“A Protocol for Packet Network Intercommunication,” by Vinton G. Cerf and Robert E. Kahn, appeared in the IEEE Transactions on Communications, volume COM-22, number 5, in May 1974, on pages 637 to 648. It is the paper that introduced the Transmission Control Protocol and laid out the architecture for joining many separate packet-switched networks into a single internetwork. It is one of the founding documents of the internet.

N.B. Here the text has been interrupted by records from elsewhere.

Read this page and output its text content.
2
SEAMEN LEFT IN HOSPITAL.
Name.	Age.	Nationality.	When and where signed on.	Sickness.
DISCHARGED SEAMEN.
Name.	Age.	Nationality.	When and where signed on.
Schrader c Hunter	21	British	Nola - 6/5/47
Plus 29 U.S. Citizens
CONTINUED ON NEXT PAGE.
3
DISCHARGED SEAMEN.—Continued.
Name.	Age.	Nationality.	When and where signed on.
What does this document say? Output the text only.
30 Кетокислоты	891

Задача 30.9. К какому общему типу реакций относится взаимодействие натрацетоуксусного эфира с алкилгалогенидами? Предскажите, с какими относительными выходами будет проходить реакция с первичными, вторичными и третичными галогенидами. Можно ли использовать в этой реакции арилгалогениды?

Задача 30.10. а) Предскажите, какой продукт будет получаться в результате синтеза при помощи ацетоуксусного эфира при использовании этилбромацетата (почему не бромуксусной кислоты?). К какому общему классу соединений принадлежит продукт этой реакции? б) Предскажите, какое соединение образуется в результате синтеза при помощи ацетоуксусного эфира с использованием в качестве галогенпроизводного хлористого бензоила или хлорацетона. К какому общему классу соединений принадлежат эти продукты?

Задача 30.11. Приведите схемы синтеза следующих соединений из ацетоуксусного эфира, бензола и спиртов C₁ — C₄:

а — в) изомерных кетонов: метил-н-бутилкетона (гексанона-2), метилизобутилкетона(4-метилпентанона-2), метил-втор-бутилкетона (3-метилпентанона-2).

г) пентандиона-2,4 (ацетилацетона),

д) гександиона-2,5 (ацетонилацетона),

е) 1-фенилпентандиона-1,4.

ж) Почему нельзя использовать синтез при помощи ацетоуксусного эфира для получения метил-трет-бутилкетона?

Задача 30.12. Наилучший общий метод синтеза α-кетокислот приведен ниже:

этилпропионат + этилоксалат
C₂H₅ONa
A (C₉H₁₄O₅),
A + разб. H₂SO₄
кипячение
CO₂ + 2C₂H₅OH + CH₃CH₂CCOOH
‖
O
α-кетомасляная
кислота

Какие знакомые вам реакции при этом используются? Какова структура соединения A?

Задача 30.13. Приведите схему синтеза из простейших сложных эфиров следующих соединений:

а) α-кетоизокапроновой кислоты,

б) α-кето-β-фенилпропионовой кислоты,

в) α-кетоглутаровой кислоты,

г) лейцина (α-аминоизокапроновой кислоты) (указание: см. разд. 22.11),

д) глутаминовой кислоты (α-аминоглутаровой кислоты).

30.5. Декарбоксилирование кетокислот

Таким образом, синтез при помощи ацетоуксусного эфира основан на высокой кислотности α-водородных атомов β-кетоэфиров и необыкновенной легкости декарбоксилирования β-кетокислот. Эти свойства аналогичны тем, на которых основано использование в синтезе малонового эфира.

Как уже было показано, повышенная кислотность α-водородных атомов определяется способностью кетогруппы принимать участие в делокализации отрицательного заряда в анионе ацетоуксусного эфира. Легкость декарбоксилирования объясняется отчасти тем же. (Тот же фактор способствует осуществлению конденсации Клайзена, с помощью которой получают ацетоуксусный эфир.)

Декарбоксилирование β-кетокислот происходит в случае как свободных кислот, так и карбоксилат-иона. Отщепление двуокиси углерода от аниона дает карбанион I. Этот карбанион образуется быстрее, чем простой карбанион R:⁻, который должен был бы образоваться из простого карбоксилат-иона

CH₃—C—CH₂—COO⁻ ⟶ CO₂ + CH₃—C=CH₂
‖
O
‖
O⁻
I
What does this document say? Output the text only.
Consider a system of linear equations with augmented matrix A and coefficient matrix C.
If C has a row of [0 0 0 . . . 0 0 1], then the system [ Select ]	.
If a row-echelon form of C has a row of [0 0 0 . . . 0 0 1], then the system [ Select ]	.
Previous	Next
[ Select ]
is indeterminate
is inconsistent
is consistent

The paper’s central problem is heterogeneity: by the early 1970s there were several incompatible packet networks, including the ARPANET, packet radio networks, and satellite networks, each with its own addressing, packet sizes, and conventions. Cerf and Kahn proposed a way to interconnect them without forcing any network to change its internal design. Their answer was a layer of devices they called gateways, sitting between networks, that would route packets from one network to another and handle the differences between them, including breaking packets into smaller pieces when a network required it.
To make this work, they defined a common transport protocol, TCP, that ran in the hosts at the edges of the networks rather than in the networks themselves. TCP would provide reliable, ordered delivery of a stream of bytes between two processes, recovering from lost or duplicated packets, while the networks in the middle only had to make a best effort to carry packets. This division of labor, intelligent endpoints over a simple network, anticipated the end-to-end principle and became the defining shape of the internet.
The protocol described in the paper was at first a single combined design; it was later split into TCP and IP, the reliable transport layer and the connectionless internet layer. The first detailed written specification followed in RFC 675 (December 1974), and the design was refined over the next several years into the 1981 specifications RFC 791 and RFC 793. For this work Cerf and Kahn received the 2004 ACM A.M. Turing Award.